Figure 2. Theory of change for designing equitable organizations.
Centering and Rehumanizing
At the same time, when it comes to more equitable outcomes, changing who we center is absolutely critical, regardless of the size of an organization. We must design for human nature, but that also means designing for the diversity of human nature. Leaders must learn to decenter the identities Hathaway mentions and center those that have been pushed to the margins in the organization. And this, again, is why seeing the system and understanding systemic bias is crucial.
Centering people who need and deserve better outcomes means being aware of their historical and/or current exploitation and then examining how our current systems might be perpetuating that exploitation. Some may think that management books were developed during the Industrial Revolution; in fact, extensively data-driven labor manuals were written during the era of slavery to coldly calculate the worth and value of a human being.10 The legacy of squeezing the most productivity out of a human body continues to influence the inequities we see in organizations today. As they explain in a 2020 Harvard Business Review article, researchers Robin Ely and Irene Padavic conducted an in-depth study of a consulting firm and found that the culture of overwork was more responsible than any other factor for the firm’s lack of female leaders.11 They found that women and men were equally distressed by the conflict between family and work. In fact, two-thirds of the male employees with children in the study expressed distress over this issue. Female employees with children, however, had been encouraged to make accommodations to address conflicts between work and family responsibilities, like going part-time or shifting to internal roles. Fathers, on the other hand, were generally expected to bury their feelings and work on, often to their physical and emotional detriment. “The real culprit was a general culture of overwork that hurt both men and women and locked gender inequality in place,” Ely and Padavic concluded.12 In other words, the culture of overwork was supporting old notions about gender norms as well as exploitative notions about employee productivity. In doing so, the culture was centering the needs of White men from centuries ago; it was not centering the needs of women or the needs of men in the twenty-first century.
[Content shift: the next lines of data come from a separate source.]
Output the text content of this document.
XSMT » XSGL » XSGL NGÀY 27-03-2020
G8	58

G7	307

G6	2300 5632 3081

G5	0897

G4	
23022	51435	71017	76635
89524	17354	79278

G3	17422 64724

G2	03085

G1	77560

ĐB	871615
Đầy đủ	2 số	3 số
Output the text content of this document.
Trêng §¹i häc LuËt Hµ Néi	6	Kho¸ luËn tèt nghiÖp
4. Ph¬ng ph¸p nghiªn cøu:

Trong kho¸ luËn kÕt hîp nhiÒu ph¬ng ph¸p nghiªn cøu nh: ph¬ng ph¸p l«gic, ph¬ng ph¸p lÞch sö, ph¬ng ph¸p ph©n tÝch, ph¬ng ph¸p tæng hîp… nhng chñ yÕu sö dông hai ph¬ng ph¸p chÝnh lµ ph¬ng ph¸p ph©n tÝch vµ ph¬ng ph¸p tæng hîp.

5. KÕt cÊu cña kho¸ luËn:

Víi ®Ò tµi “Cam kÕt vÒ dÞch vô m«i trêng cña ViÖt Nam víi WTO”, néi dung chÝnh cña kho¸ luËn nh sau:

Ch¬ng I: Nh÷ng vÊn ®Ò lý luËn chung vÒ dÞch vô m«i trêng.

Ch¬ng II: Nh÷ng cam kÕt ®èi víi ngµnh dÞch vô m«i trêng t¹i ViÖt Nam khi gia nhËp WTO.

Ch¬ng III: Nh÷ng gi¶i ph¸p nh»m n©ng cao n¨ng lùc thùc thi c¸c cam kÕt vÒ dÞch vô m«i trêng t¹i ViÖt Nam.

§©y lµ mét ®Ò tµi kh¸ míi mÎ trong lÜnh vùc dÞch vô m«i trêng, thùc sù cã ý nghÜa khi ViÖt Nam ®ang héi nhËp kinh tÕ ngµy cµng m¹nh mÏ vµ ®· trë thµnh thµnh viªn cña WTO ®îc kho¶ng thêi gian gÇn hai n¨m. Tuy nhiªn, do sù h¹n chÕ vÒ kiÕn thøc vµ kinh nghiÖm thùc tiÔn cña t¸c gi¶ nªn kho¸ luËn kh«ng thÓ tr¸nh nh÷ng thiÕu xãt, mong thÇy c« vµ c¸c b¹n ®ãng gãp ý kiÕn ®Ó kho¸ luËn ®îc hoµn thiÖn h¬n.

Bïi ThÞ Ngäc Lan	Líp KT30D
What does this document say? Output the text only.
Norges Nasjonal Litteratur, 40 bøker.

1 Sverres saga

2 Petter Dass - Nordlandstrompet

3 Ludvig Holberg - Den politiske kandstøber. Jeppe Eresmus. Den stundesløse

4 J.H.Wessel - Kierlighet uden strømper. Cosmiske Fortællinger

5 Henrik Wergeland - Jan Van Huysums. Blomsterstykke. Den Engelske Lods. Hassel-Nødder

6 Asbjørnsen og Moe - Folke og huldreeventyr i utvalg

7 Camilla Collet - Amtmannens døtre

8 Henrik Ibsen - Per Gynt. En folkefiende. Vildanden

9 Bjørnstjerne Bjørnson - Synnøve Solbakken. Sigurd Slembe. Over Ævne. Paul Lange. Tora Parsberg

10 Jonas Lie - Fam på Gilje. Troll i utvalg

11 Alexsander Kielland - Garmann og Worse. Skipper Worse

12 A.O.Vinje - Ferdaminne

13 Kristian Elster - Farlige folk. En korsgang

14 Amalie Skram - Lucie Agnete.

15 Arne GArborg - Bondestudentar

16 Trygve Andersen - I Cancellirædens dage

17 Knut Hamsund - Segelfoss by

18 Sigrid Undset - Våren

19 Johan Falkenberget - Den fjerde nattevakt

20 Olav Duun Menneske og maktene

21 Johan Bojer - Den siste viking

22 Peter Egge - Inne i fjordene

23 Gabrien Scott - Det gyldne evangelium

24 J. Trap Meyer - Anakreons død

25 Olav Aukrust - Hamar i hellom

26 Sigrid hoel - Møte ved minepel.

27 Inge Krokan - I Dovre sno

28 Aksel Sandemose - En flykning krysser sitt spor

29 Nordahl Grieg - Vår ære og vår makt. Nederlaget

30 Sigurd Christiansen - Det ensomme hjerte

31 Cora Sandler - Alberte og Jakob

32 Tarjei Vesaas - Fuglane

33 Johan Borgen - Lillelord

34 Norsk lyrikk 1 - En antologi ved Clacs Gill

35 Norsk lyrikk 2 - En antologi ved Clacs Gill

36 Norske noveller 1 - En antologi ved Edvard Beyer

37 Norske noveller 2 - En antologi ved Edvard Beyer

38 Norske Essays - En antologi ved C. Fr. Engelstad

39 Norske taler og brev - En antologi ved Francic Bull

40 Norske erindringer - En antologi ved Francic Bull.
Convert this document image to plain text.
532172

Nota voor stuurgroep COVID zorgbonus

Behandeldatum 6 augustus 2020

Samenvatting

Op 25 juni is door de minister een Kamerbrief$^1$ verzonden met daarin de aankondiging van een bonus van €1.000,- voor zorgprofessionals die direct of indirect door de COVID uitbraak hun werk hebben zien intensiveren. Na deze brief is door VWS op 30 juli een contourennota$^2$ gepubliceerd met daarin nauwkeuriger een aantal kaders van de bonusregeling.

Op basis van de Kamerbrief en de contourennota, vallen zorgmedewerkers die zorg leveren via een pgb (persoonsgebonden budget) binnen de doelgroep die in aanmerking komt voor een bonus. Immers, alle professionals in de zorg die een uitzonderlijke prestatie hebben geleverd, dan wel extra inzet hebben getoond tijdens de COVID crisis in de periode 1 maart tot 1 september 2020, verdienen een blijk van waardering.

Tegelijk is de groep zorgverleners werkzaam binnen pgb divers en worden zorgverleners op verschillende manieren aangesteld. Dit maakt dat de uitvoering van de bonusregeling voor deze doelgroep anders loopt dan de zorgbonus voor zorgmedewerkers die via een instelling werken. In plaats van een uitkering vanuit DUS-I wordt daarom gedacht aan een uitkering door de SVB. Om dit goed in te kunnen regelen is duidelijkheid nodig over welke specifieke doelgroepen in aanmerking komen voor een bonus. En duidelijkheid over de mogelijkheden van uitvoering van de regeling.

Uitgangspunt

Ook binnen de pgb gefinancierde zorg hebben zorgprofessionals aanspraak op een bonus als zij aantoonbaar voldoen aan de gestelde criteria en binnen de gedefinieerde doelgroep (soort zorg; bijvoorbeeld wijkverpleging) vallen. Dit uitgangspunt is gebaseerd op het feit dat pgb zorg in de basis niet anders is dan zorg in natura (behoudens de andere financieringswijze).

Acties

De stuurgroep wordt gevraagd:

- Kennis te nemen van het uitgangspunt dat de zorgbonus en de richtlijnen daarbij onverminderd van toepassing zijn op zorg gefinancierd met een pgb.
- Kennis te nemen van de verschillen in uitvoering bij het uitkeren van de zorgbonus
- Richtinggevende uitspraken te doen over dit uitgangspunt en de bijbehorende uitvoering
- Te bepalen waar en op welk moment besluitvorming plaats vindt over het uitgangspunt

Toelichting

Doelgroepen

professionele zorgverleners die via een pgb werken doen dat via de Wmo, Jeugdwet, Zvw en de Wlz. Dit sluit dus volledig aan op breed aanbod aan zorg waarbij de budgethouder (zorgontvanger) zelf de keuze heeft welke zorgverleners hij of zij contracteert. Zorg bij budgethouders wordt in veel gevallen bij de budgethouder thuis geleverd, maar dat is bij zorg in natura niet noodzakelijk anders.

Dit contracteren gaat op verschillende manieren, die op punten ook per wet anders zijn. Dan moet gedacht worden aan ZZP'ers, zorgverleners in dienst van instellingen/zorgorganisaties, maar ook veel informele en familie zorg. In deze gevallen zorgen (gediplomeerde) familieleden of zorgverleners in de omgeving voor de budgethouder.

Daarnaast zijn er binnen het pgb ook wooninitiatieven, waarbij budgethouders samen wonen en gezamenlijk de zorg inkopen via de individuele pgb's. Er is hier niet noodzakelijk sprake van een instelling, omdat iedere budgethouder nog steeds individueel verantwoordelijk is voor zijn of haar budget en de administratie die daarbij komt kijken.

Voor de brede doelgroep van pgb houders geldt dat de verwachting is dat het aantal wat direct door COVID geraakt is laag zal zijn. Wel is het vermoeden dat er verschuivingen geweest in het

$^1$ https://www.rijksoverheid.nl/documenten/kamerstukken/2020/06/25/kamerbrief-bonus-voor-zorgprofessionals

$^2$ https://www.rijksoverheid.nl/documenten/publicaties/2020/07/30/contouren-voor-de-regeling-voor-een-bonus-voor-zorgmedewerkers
This practice of centering people who need and deserve better outcomes is a deeply rehumanizing process. “Because so many time-worn systems of power have placed certain people outside the realm of what we see as human, much of our work now is more a matter of ‘rehumanizing,’” esteemed researcher Brené Brown writes in Braving the Wilderness, her book on belonging in our communities, organizations, and culture.13 We must begin to see the people who make up our organizations as people first and as employees second. We can no longer treat them as resources—even human resources—to leverage coldly and empirically, without warmth or care.
The need to recenter and rehumanize certain individuals and groups led me to believe in the power of human-centered design to address inequity. Of course, this isn’t a zero-sum game. By centering those pushed to the margins, we often happen upon innovations that appeal to us all, such as text messaging, which was invented for people who are deaf and hard of hearing but is now enjoyed by everyone, or flextime, which was created to accommodate parents but has been a boon to workers seeking more autonomy over their daytime schedules. So, let’s look at how we can leverage human-centered design to better serve the humans that compose our organizations.